VFTW wishes the newlyweds the best of luck. I give it 12 months.

Ivette 2.0
Posted: 1/1/2012 at 11:05 AM Reply with quote
Location: Bates Motel

Hmm, I thought he was already married. I guess I'm WAY behind on the times. Gotta stop getting my info from Dr. Lulzington.

Wee DeSpyze
Posted: 1/1/2012 at 11:23 AM Reply with quote
Location: Planet Wuss

STP, they have already been together since James was barely legal. Fat smelly housewives still dream about Glambert, so I don't think marriage would stop them. It didn't stop the Ashton Kutcher groupies.

Dee Funkt
Posted: 1/1/2012 at 11:45 AM Reply with quote

Katy Perry and Russell Brand? Hell, he'll be lucky if it lasts as long as Sinead O'Connor and her latest!

CueTheStampede
Posted: 1/1/2012 at 3:53 PM Reply with quote

God he has gotten fatter than when he was on Idol if that is even possible. You can also tell that's he's "special" just by looking at the picture.

Wagner4eva
Posted: 1/1/2012 at 6:16 PM Reply with quote

AGAIN, ONE MUST QUESTION THE GIRL'S SANITY AND SEXUALITY(just like w/ Gokey's wife) The guy is fucking FUGLY. He makes Gaspy and Alex Lambert look like fucking James DeanLaughLaugh

annielynn
Posted: 1/1/2012 at 6:22 PM Reply with quote
Location: Cowboy Junction

She must be a moron, since she married that, and she's not half-bad looking.
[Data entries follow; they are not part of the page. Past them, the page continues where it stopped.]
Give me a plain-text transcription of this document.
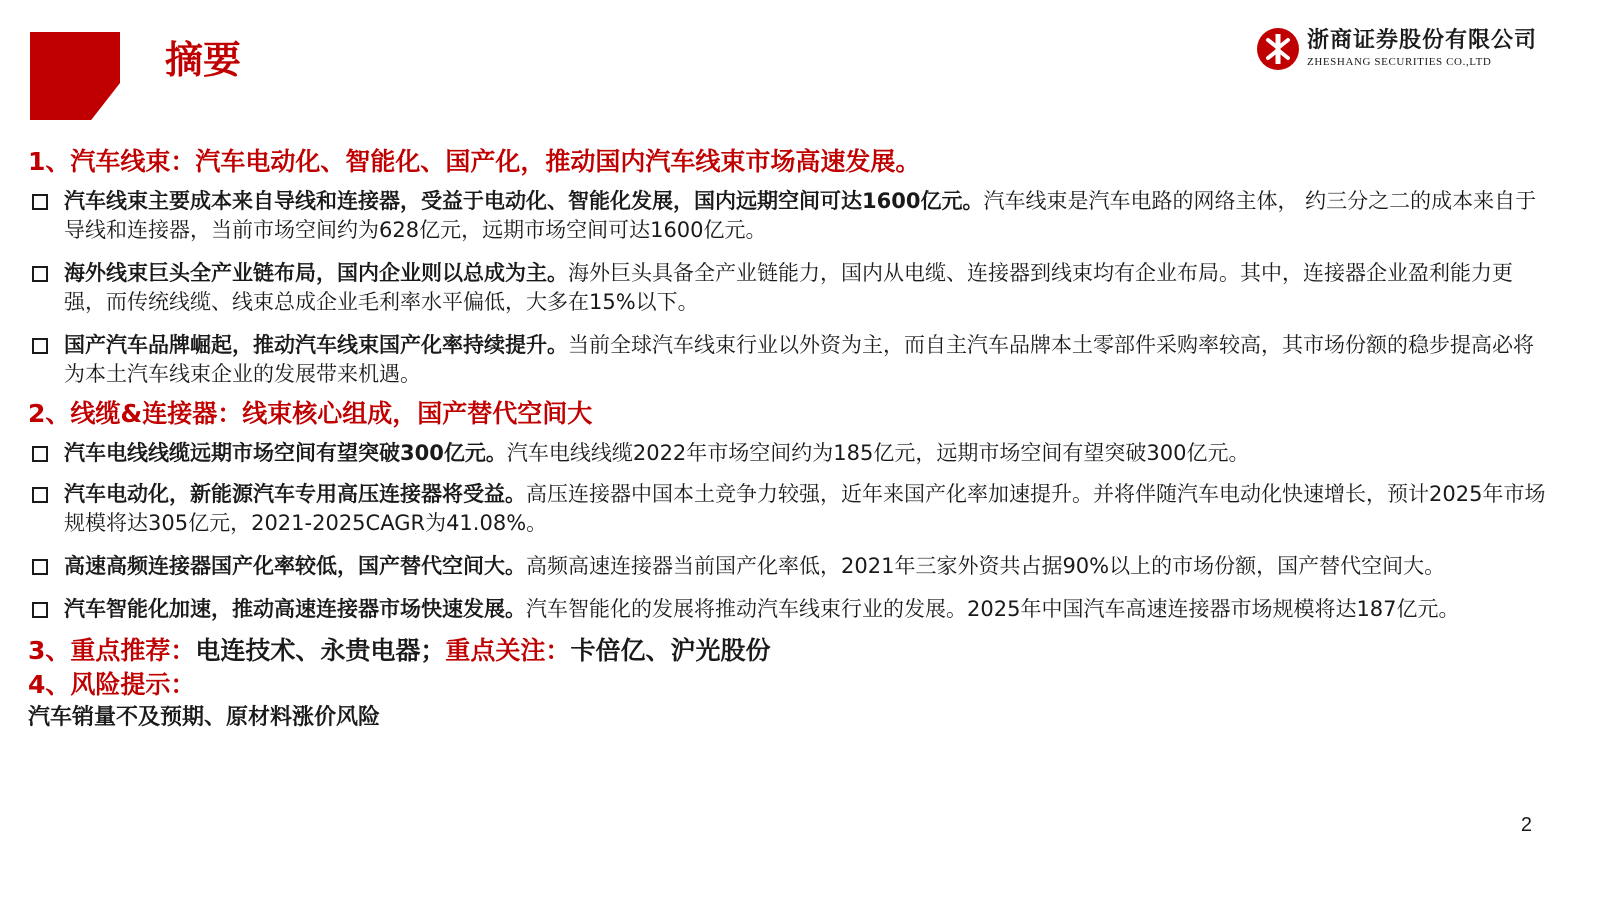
摘要	浙商证券股份有限公司
ZHESHANG SECURITIES CO.,LTD
1、汽车线束：汽车电动化、智能化、国产化，推动国内汽车线束市场高速发展。
汽车线束主要成本来自导线和连接器，受益于电动化、智能化发展，国内远期空间可达1600亿元。汽车线束是汽车电路的网络主体， 约三分之二的成本来自于导线和连接器，当前市场空间约为628亿元，远期市场空间可达1600亿元。
海外线束巨头全产业链布局，国内企业则以总成为主。海外巨头具备全产业链能力，国内从电缆、连接器到线束均有企业布局。其中，连接器企业盈利能力更强，而传统线缆、线束总成企业毛利率水平偏低，大多在15%以下。
国产汽车品牌崛起，推动汽车线束国产化率持续提升。当前全球汽车线束行业以外资为主，而自主汽车品牌本土零部件采购率较高，其市场份额的稳步提高必将为本土汽车线束企业的发展带来机遇。
2、线缆&连接器：线束核心组成，国产替代空间大
汽车电线线缆远期市场空间有望突破300亿元。汽车电线线缆2022年市场空间约为185亿元，远期市场空间有望突破300亿元。
汽车电动化，新能源汽车专用高压连接器将受益。高压连接器中国本土竞争力较强，近年来国产化率加速提升。并将伴随汽车电动化快速增长，预计2025年市场规模将达305亿元，2021-2025CAGR为41.08%。
高速高频连接器国产化率较低，国产替代空间大。高频高速连接器当前国产化率低，2021年三家外资共占据90%以上的市场份额，国产替代空间大。
汽车智能化加速，推动高速连接器市场快速发展。汽车智能化的发展将推动汽车线束行业的发展。2025年中国汽车高速连接器市场规模将达187亿元。
3、重点推荐：电连技术、永贵电器；重点关注：卡倍亿、沪光股份
4、风险提示：
汽车销量不及预期、原材料涨价风险
2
I wonder where Douchebin got the money for the marriage certificate. I hope he keeps being a better delusional faux rocker than Madam too; his Tweets and interviews are fucking hilarious.

Worstronaut
Posted: 1/1/2012 at 6:43 PM Reply with quote

He was probably waiting just to make sure he wouldn't have a music career and be able to date someone hotter. We could have told him that last year. Poor Stefano must be heartbroken.

Twila
Posted: 1/1/2012 at 9:36 PM Reply with quote

I don't think she knows what she's getting into. She will be more of a mother to him (with benefits...ewww) sticking her "you can do it" sticky notes all over the house. Cleaning up his twitter messes, maybe she can lay his clothes out on the bed for him, he doesn't seem to know how to make an ensemble work on his own! I am sure he will find some "whore" after a show somewhere down the line and get his hand caught in the cookie jar and it will be all over. Then he will write/sing a song about it!

GuitarMan
Posted: 1/1/2012 at 11:28 PM Reply with quote

Maybe she has a full-time job - something to fall-back on if his career should somehow, unexpectedly be stalled before reaching Rock Stardom.


If "giving metal a chance" doesn't work, maybe giving marriage a chance is a safety-valve for a square meal.

Kevin_f
Posted: 1/2/2012 at 2:14 PM Reply with quote

I guess Jacob Lusk's invitation got lost in the mail. Ouch!